Os números mostram que Dourados concentra 2.107 transferências e 559 casos de vaga zero, o que representa 26,5% de toda a microrregião. Mas o dado mais revelador é que microrregiões menores, como Naviraí (70,2%) e Nova Andradina (64%), têm proporções altíssimas de vaga zero.
Isso indica que os pacientes dessas regiões estão sendo ‘jogados’ para Dourados por falta de estrutura local e que o Hospital da Vida acaba funcionando como ‘válvula de escape’ de toda a região sul do Estado.
Estrutura adaptada e precária
Clínica médica masculina- Foto: Clara Medeiros/Dourados News
Na ala clínica, a falta de infraestrutura é evidente. Durante a visita, foi observado que não há sistema de oxigênio canalizado, o atendimento depende de cilindros portáteis.
“Temos um banheiro no meio da enfermaria, o que é irregular. O posto de enfermagem fica praticamente dentro do leito dos pacientes. É tudo muito apertado”, descreve Fernanda.
“As condições refletem limitações estruturais antigas, não escolhas de gestão. A equipe atua com o que está disponível, buscando oferecer atendimento digno dentro das possibilidades físicas da unidade”, afirmou Fernanda.
Conforme a diretora, para admitir novos pacientes, as equipes fazem verdadeiras ‘forças-tarefa’.
Equipamentos como ventiladores e monitores são escassos, e até as camas frequentemente quebram, reduzindo o número de leitos disponíveis.
A direção tenta contornar a situação com convênios e doações, mas admite que a estrutura é “totalmente adaptada”.
Espera por leitos expõe rotina de superlotação
Porta de entrada com paciente aguardando por leito- Foto: Clara Medeiros/Dourados News
Na porta de entrada do Hospital da Vida, setor onde chegam pacientes encaminhados para internação ou emergência, a equipe do Dourados News encontrou um homem em uma maca aguardando vaga desde o dia anterior. Segundo uma das enfermeiras, a cena é comum.
“Hoje está até tranquilo, tem só um. Normalmente são cinco ou mais que ficam na porta de entrada aguardando leito para internar”, relatou.
O setor, que recebe pacientes trazidos pelo Samu, Corpo de Bombeiros ou pela regulação de leitos, funciona como área de admissão e avaliação antes do encaminhamento para enfermaria, UTI ou sala de estabilização.
Centro cirúrgico no limite
O centro cirúrgico do Hospital da Vida possui apenas três salas, onde chegam a ser realizadas até dez cirurgias em um único turno da manhã.
As urgências chegam de forma imprevisível e obrigam cancelamentos de procedimentos eletivos.
“Tem dia em que programamos uma cirurgia e, de repente, chegam três pacientes graves, dentre eles baleado, esfaqueado, fratura exposta.
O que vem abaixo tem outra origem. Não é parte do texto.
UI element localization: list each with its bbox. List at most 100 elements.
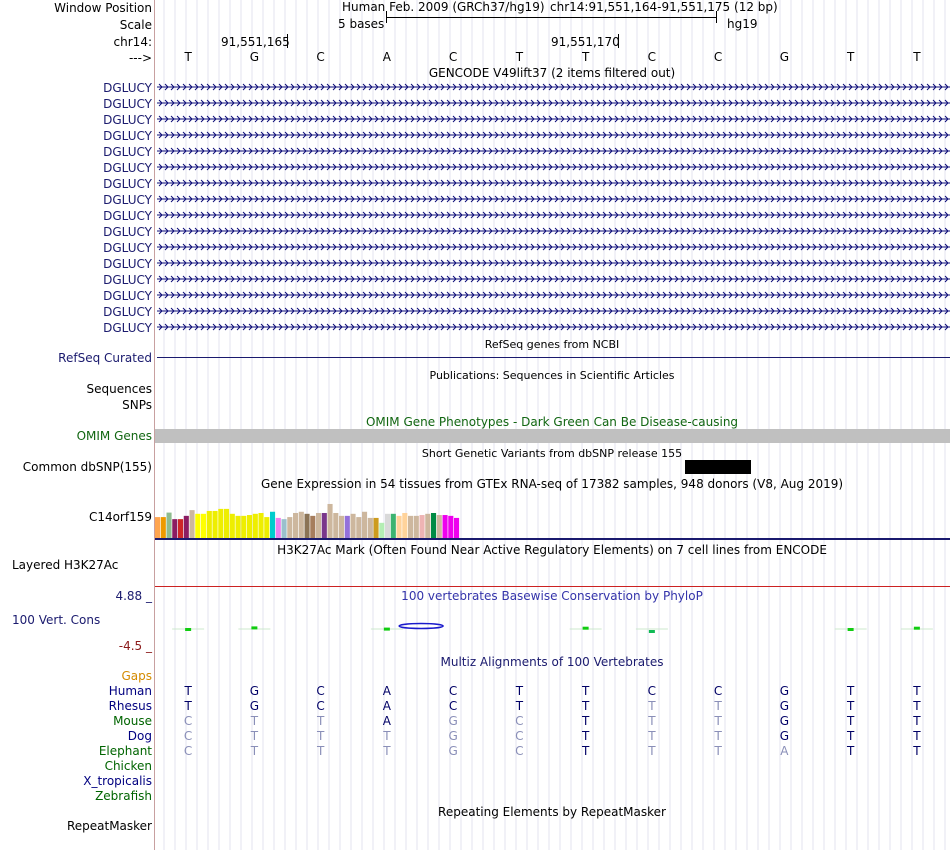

A programação cai toda”, relatou Fernanda.
Além disso, o hospital também mantém a responsabilidade por neurocirurgias de urgência e eletivas, o que amplia custos e pressiona a UTI.
“Mesmo com o Hospital Regional previsto para assumir parte das cirurgias eletivas, o contrato de gestão atual obriga o Hospital da Vida a cumprir metas na área de neurocirurgia, sob pena de multa. A direção já articula uma revisão contratual junto à Secretaria de Saúde e à Câmara Técnica de Atenção Hospitalar”, explicou Danilo.
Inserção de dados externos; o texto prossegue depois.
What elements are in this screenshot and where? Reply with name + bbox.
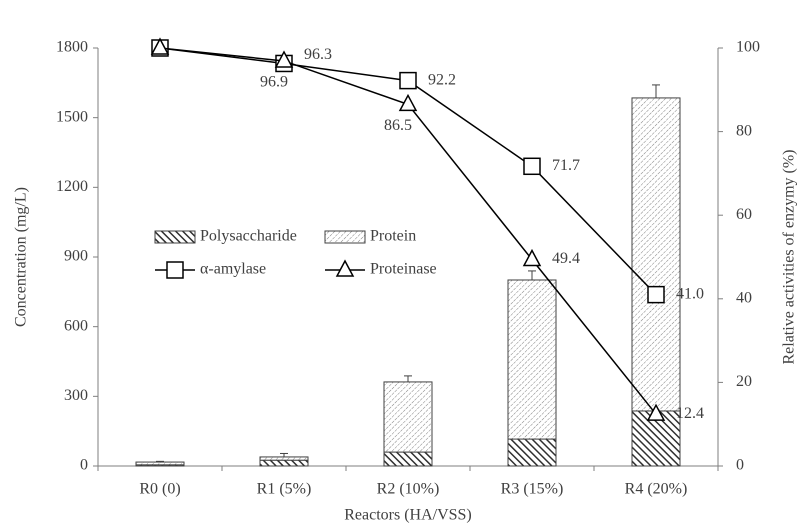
y2-tick-label: 80 <box>736 122 752 139</box>
x-tick-label: R0 (0) <box>139 481 180 498</box>
data-label: 92.2 <box>428 71 456 88</box>
data-label: 86.5 <box>384 117 412 134</box>
y2-tick-label: 20 <box>736 373 752 390</box>
line-marker <box>399 71 417 90</box>
data-label: 96.9 <box>260 74 288 91</box>
bar <box>383 451 433 467</box>
line-marker <box>398 93 418 112</box>
line-marker <box>523 157 541 176</box>
legend-swatch <box>154 230 196 244</box>
data-label: 71.7 <box>552 157 580 174</box>
legend-label: Proteinase <box>370 261 437 278</box>
legend-marker <box>166 261 184 279</box>
line-marker <box>522 248 542 267</box>
legend-label: Protein <box>370 228 416 245</box>
x-tick-label: R4 (20%) <box>625 481 688 498</box>
y2-axis-title: Relative activities of enzymy (%) <box>781 149 798 364</box>
y-tick-label: 600 <box>64 317 88 334</box>
bar <box>135 461 185 466</box>
data-label: 49.4 <box>552 250 580 267</box>
legend-marker <box>335 259 355 277</box>
y-tick-label: 1500 <box>56 108 88 125</box>
bar <box>631 97 681 412</box>
data-label: 96.3 <box>304 46 332 63</box>
x-tick-label: R3 (15%) <box>501 481 564 498</box>
data-label: 41.0 <box>676 285 704 302</box>
legend-label: α-amylase <box>200 261 266 278</box>
y-tick-label: 0 <box>80 457 88 474</box>
y2-tick-label: 0 <box>736 457 744 474</box>
y-tick-label: 1200 <box>56 178 88 195</box>
bar <box>383 381 433 453</box>
y2-tick-label: 60 <box>736 206 752 223</box>
bar <box>259 456 309 461</box>
y-axis-title: Concentration (mg/L) <box>13 187 30 327</box>
y2-tick-label: 40 <box>736 289 752 306</box>
x-tick-label: R2 (10%) <box>377 481 440 498</box>
y-tick-label: 300 <box>64 387 88 404</box>
y2-tick-label: 100 <box>736 39 760 56</box>
bar <box>259 459 309 467</box>
line-marker <box>646 403 666 421</box>
bar <box>507 279 557 440</box>
y-tick-label: 900 <box>64 248 88 265</box>
line-marker <box>274 50 294 68</box>
bar <box>507 438 557 467</box>
legend-label: Polysaccharide <box>200 228 297 245</box>
legend-swatch <box>324 230 366 244</box>
y-tick-label: 1800 <box>56 39 88 56</box>
line-marker <box>150 37 170 55</box>
x-tick-label: R1 (5%) <box>257 481 312 498</box>
line-marker <box>647 285 665 304</box>
data-label: 12.4 <box>676 405 704 422</box>
x-axis-title: Reactors (HA/VSS) <box>344 507 472 524</box>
Prefeito reconhece a gravidade e confirma luta por novo hospital
Durante a inauguração da Policlínica, o prefeito Marçal Filho reconheceu que, embora a nova estrutura traga avanços, ela não resolverá o problema das urgências.
“O Hospital Regional vai desafogar alguns atendimentos do Hospital da Vida, mas não é a solução total”, disse.
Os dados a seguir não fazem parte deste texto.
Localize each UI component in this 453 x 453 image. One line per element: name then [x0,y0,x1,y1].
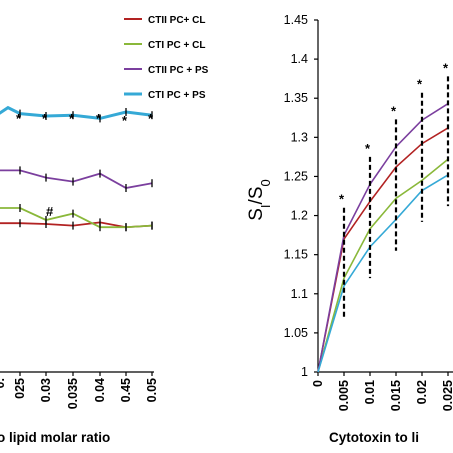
right-series [317,103,449,373]
right-series-line [317,174,449,373]
right-star-annotation: * [365,141,371,156]
right-y-tick-label: 1.3 [291,130,308,144]
right-y-tick-label: 1.05 [284,326,308,340]
right-y-axis-title: SI/S0 [246,179,273,221]
right-y-tick-label: 1.1 [291,287,308,301]
left-series-line [0,207,153,229]
right-x-tick-label: 0.005 [337,380,351,411]
left-x-tick-label: 0.45 [119,378,133,402]
legend-label: CTII PC+ CL [148,15,206,26]
right-x-tick-label: 0 [311,380,325,387]
legend-item: CTI PC + PS [124,90,206,101]
legend-label: CTI PC + PS [148,90,206,101]
right-y-tick-label: 1.35 [284,91,308,105]
right-star-annotation: * [339,192,345,207]
left-hash-annotation: # [46,204,54,219]
legend-item: CTII PC+ CL [124,15,206,26]
left-x-tick-label: 0.05 [145,378,159,402]
left-x-axis-title: o lipid molar ratio [0,430,110,445]
right-y-tick-label: 1 [301,365,308,379]
legend-label: CTI PC + CL [148,40,206,51]
right-star-annotation: * [417,77,423,92]
legend-item: CTI PC + CL [124,40,206,51]
right-star-annotation: * [443,60,449,75]
left-panel: 025 0.03 0.035 0.04 0.45 0.05 0. o lipid molar … [0,15,209,445]
left-x-tick-label: 0.04 [93,378,107,402]
right-series [317,174,449,373]
left-series-line [0,169,153,189]
right-y-tick-label: 1.2 [291,209,308,223]
left-x-tick-label: 0.035 [66,378,80,409]
right-x-tick-label: 0.025 [441,380,453,411]
left-x-tick-label: 025 [13,378,27,399]
right-x-tick-label: 0.015 [389,380,403,411]
left-x-tick-label: 0.03 [39,378,53,402]
left-series [0,105,153,123]
left-star-annotation: * [148,111,154,126]
left-star-annotation: * [122,113,128,128]
right-panel: 1 1.05 1.1 1.15 1.2 1.25 1.3 1.35 1.4 1.45 0 0.005 0… [246,13,453,445]
left-series-line [0,105,153,120]
right-series-line [317,103,449,373]
right-series-line [317,158,449,373]
legend-item: CTII PC + PS [124,65,209,76]
right-star-annotation: * [391,103,397,118]
left-series [0,166,153,192]
left-star-annotation: * [96,111,102,126]
left-series [0,218,153,232]
right-series [317,158,449,373]
legend-label: CTII PC + PS [148,65,209,76]
left-star-annotation: * [42,111,48,126]
right-x-axis-title: Cytotoxin to li [329,430,419,445]
left-x-tick-label: 0. [0,378,7,388]
right-y-tick-label: 1.15 [284,248,308,262]
left-star-annotation: * [69,111,75,126]
right-y-tick-label: 1.4 [291,52,308,66]
right-y-tick-label: 1.25 [284,169,308,183]
left-series [0,204,153,232]
left-star-annotation: * [16,111,22,126]
right-x-tick-label: 0.02 [415,380,429,404]
right-y-tick-label: 1.45 [284,13,308,27]
right-x-tick-label: 0.01 [363,380,377,404]
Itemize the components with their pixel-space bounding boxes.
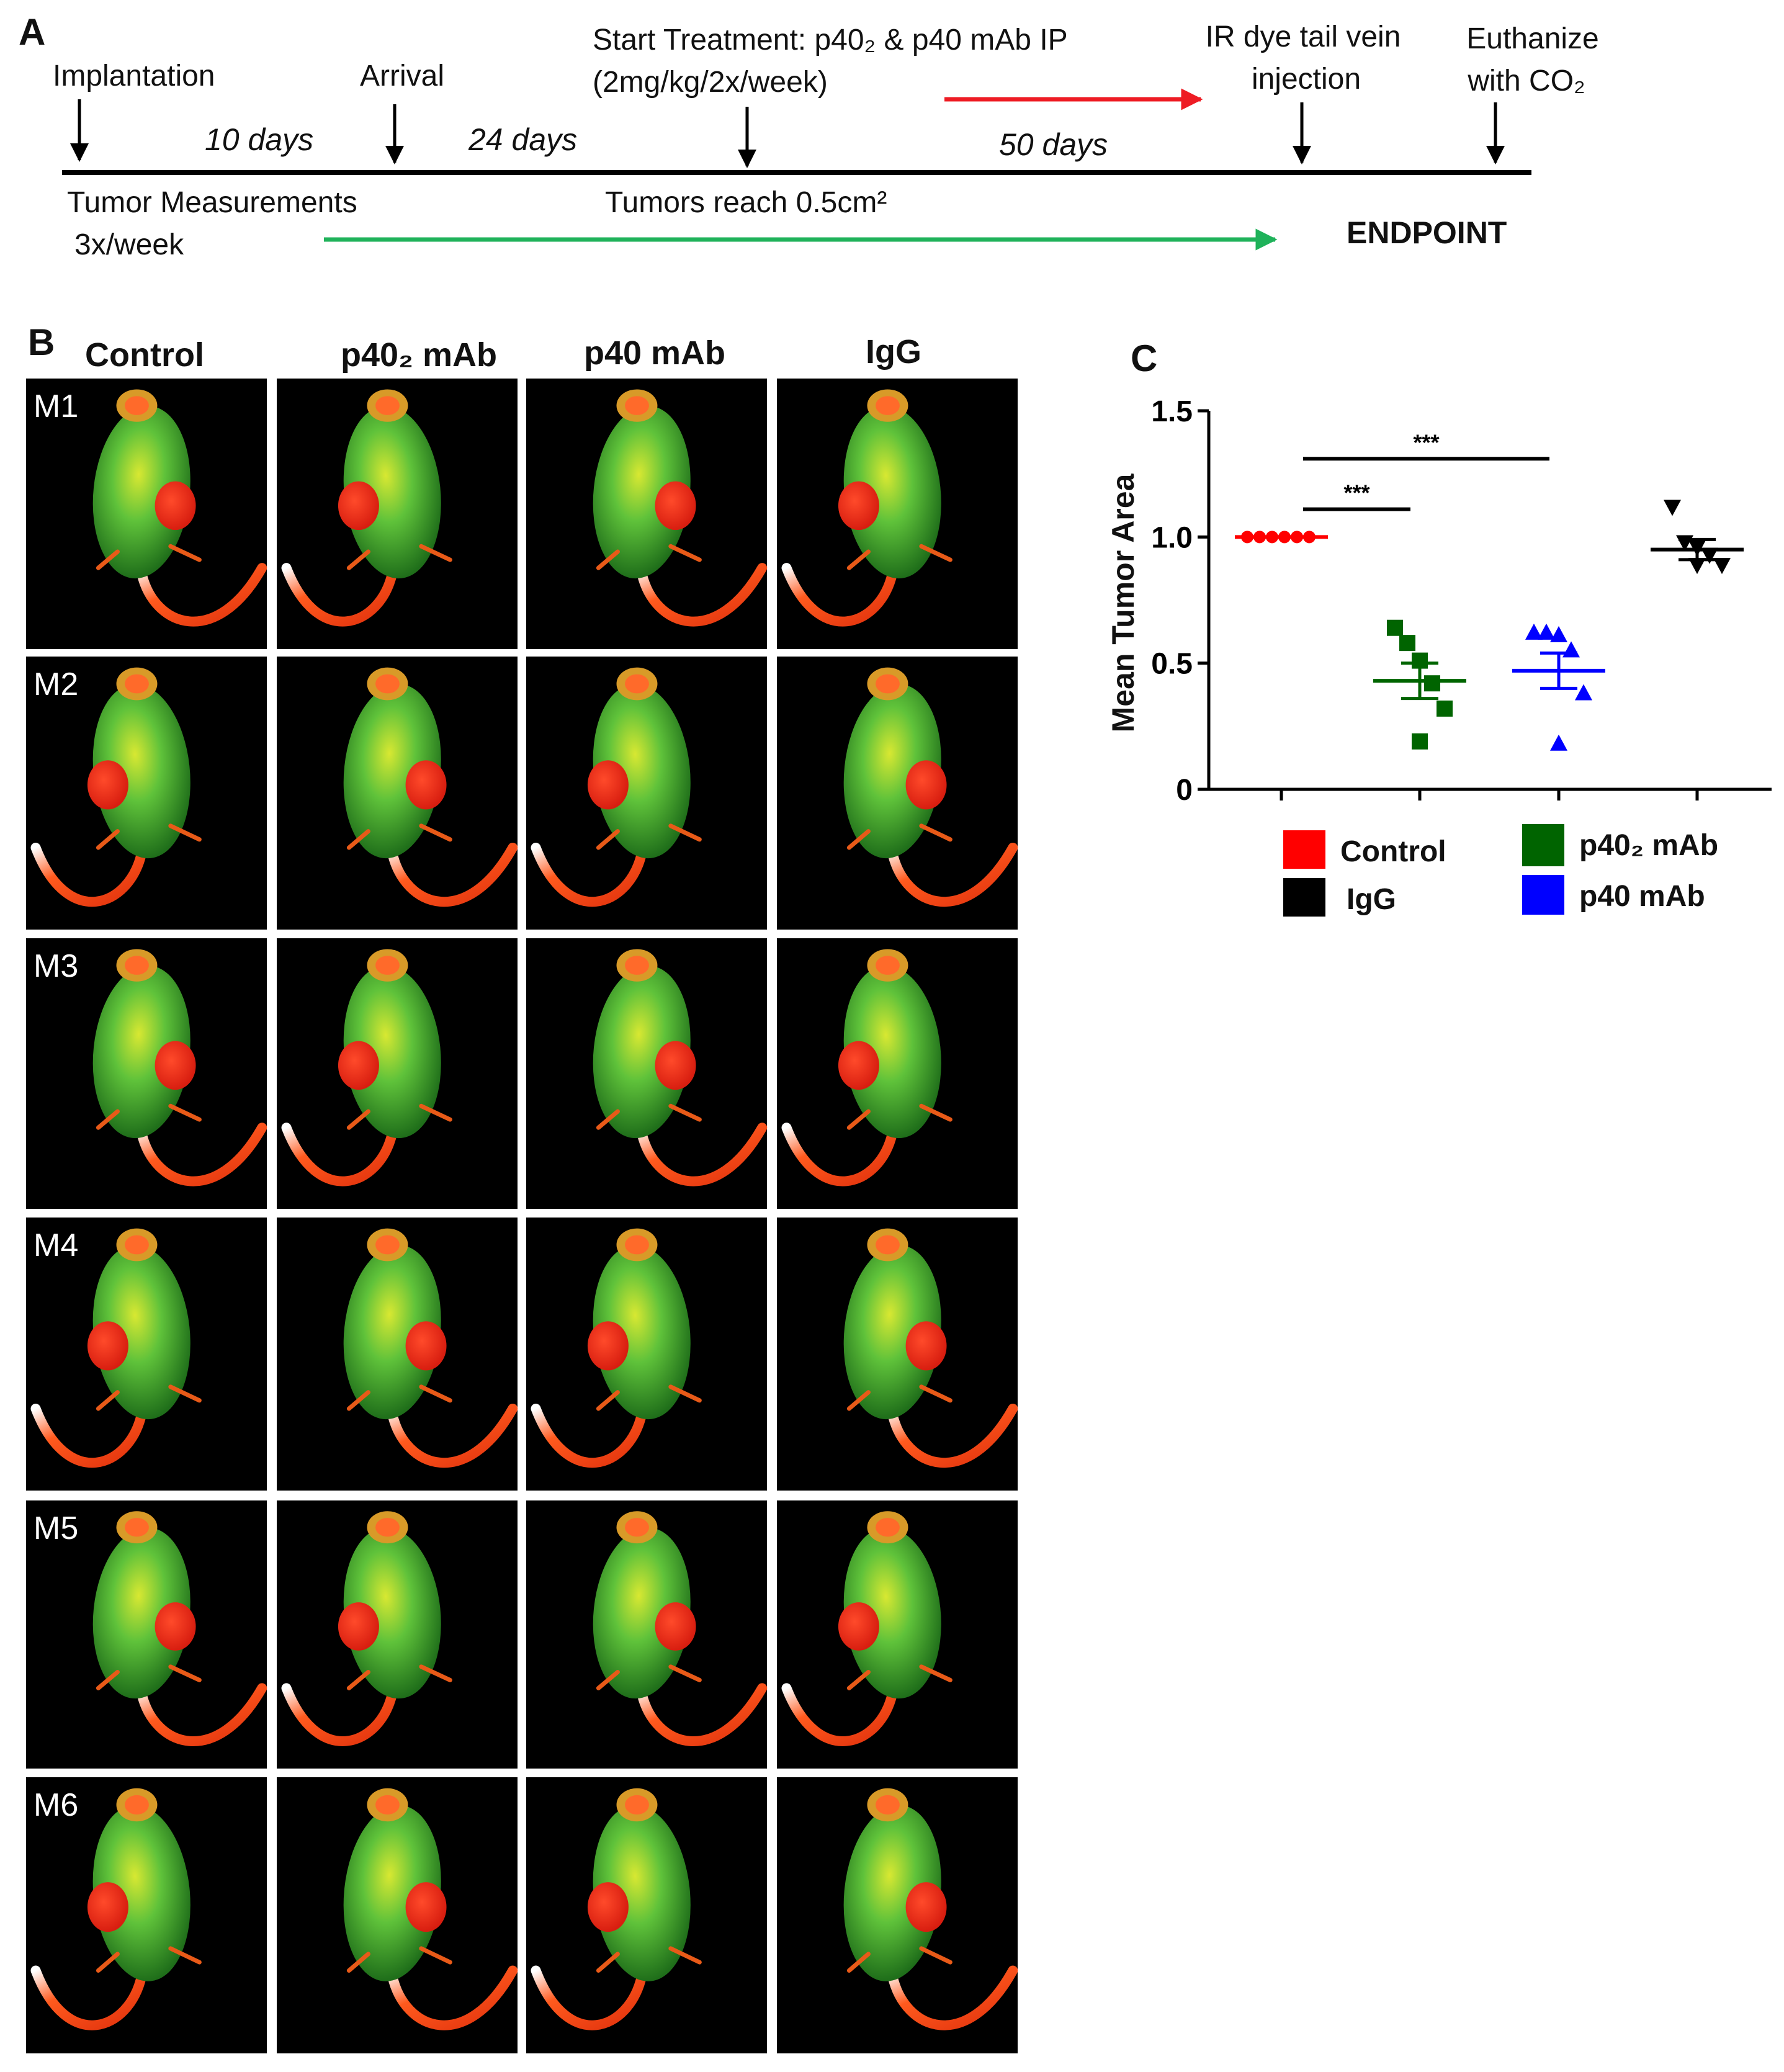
event-euthanize-label: Euthanize (1466, 22, 1599, 55)
data-point-p40-mab-5 (1437, 700, 1453, 717)
significance-label-1: *** (1343, 480, 1369, 506)
y-tick-label: 0.5 (1151, 648, 1193, 681)
event-start-treatment-dose: (2mg/kg/2x/week) (593, 66, 828, 99)
mouse-image-m5-p40-mab (277, 1500, 518, 1769)
mouse-image-m5-control (26, 1500, 267, 1769)
event-arrival-label: Arrival (360, 60, 444, 92)
row-label-m2: M2 (34, 666, 78, 702)
significance-label-2: *** (1413, 429, 1439, 455)
y-tick-label: 1.0 (1151, 521, 1193, 554)
event-start-treatment-label: Start Treatment: p40₂ & p40 mAb IP (593, 24, 1068, 56)
scatter-plot: 0 0.5 1.0 1.5 *** *** (1151, 395, 1772, 807)
event-ir-dye-label-2: injection (1252, 63, 1361, 96)
mouse-image-m6-p40-mab (526, 1777, 767, 2053)
row-label-m6: M6 (34, 1787, 78, 1823)
chart-legend: Control IgG p40₂ mAb p40 mAb (1283, 824, 1718, 917)
series-control (1235, 531, 1328, 544)
panel-b-images: B Control p40₂ mAb p40 mAb IgG M1M2M3M4M… (26, 321, 1018, 2053)
endpoint-label: ENDPOINT (1347, 215, 1507, 250)
mouse-image-m6-control (26, 1777, 267, 2053)
row-label-m5: M5 (34, 1510, 78, 1546)
data-point-p40-mab-4 (1562, 641, 1580, 658)
row-label-m3: M3 (34, 948, 78, 984)
mouse-image-m3-control (26, 938, 267, 1209)
mouse-image-m3-p40-mab (526, 938, 768, 1209)
tumor-measurements-frequency: 3x/week (74, 228, 184, 261)
series-p40-mab (1373, 619, 1466, 750)
legend-swatch-control (1283, 830, 1325, 869)
series-igg (1651, 500, 1744, 575)
interval-10-days: 10 days (205, 122, 313, 157)
mouse-image-m6-igg (777, 1777, 1018, 2053)
panel-a-timeline: A Implantation Arrival Start Treatment: … (19, 11, 1599, 261)
tumor-measurements-label: Tumor Measurements (67, 186, 357, 219)
panel-c-chart: C Mean Tumor Area 0 0.5 1.0 1.5 *** *** Contr… (1106, 338, 1772, 917)
series-p40-mab (1512, 623, 1605, 751)
column-header-p40-2-mab: p40₂ mAb (341, 336, 497, 374)
legend-label-p40-mab: p40 mAb (1579, 880, 1705, 913)
mouse-image-m1-p40-mab (277, 379, 518, 649)
mouse-image-m1-igg (777, 379, 1018, 649)
legend-label-p40-2-mab: p40₂ mAb (1579, 829, 1718, 862)
y-tick-label: 1.5 (1151, 395, 1193, 428)
mouse-image-m2-p40-mab (277, 657, 518, 930)
data-point-igg-5 (1713, 558, 1731, 575)
event-euthanize-label-2: with CO₂ (1467, 65, 1585, 97)
data-point-p40-mab-1 (1387, 619, 1403, 636)
mouse-image-m4-p40-mab (277, 1218, 518, 1491)
mouse-image-m3-p40-mab (277, 938, 518, 1209)
legend-swatch-p40-2-mab (1522, 824, 1564, 866)
data-point-p40-mab-1 (1525, 623, 1543, 640)
mouse-image-m6-p40-mab (277, 1777, 518, 2053)
mouse-image-m4-igg (777, 1218, 1018, 1491)
data-point-p40-mab-6 (1412, 733, 1428, 750)
legend-swatch-igg (1283, 878, 1325, 917)
mouse-image-m5-igg (777, 1500, 1018, 1769)
event-implantation-label: Implantation (53, 60, 215, 92)
data-point-p40-mab-2 (1538, 623, 1555, 640)
data-point-p40-mab-3 (1550, 626, 1567, 642)
row-label-m4: M4 (34, 1227, 78, 1263)
data-point-igg-4 (1701, 547, 1718, 564)
y-axis-label: Mean Tumor Area (1106, 473, 1141, 732)
panel-b-letter: B (28, 321, 55, 363)
mouse-image-m2-p40-mab (526, 657, 767, 930)
column-header-p40-mab: p40 mAb (584, 334, 725, 372)
data-point-igg-1 (1664, 500, 1681, 516)
mouse-image-m2-igg (777, 657, 1018, 930)
row-label-m1: M1 (34, 388, 78, 424)
mouse-image-m4-p40-mab (526, 1218, 767, 1491)
data-point-igg-6 (1688, 558, 1706, 575)
legend-label-igg: IgG (1347, 883, 1396, 916)
legend-label-control: Control (1340, 835, 1446, 868)
data-point-p40-mab-2 (1399, 635, 1415, 652)
panel-a-letter: A (19, 11, 45, 53)
column-header-control: Control (85, 336, 204, 374)
mouse-image-m1-p40-mab (526, 379, 768, 649)
mouse-image-m1-control (26, 379, 267, 649)
interval-50-days: 50 days (999, 127, 1108, 162)
data-point-p40-mab-6 (1550, 734, 1567, 751)
mouse-image-m3-igg (777, 938, 1018, 1209)
data-point-p40-mab-4 (1424, 675, 1440, 692)
mouse-image-m2-control (26, 657, 267, 930)
data-point-p40-mab-5 (1575, 684, 1592, 701)
y-tick-label: 0 (1176, 774, 1193, 807)
legend-swatch-p40-mab (1522, 875, 1564, 915)
mouse-image-m4-control (26, 1218, 267, 1491)
interval-24-days: 24 days (468, 122, 577, 157)
tumors-reach-label: Tumors reach 0.5cm² (605, 186, 887, 219)
event-ir-dye-label: IR dye tail vein (1206, 20, 1401, 53)
panel-c-letter: C (1131, 338, 1157, 379)
mouse-image-m5-p40-mab (526, 1500, 768, 1769)
mouse-image-grid: M1 M2 M3 M4 M5 M6 (26, 379, 1018, 2053)
column-header-igg: IgG (866, 333, 921, 370)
O prefeito continua em seguida: “por ser porta aberta do SUS, o Hospital da Vida continuará atendendo os 34 municípios. O Regional é um hospital de encaminhamento, regulado, não vai receber quem chega acidentado, por exemplo”, afirmou ao Dourados News.
Marçal destacou ainda que o município articula a construção de um novo hospital municipal e já iniciou conversas com o Ministério da Saúde e o Governo do Estado.
“Estive com o secretário-executivo do Ministério da Saúde pedindo aumento de recursos, e com o ministro Padilha tratando da construção de um novo hospital. Esse é o nosso foco. Dourados precisa de uma estrutura à altura da demanda que recebe”, afirmou o prefeito.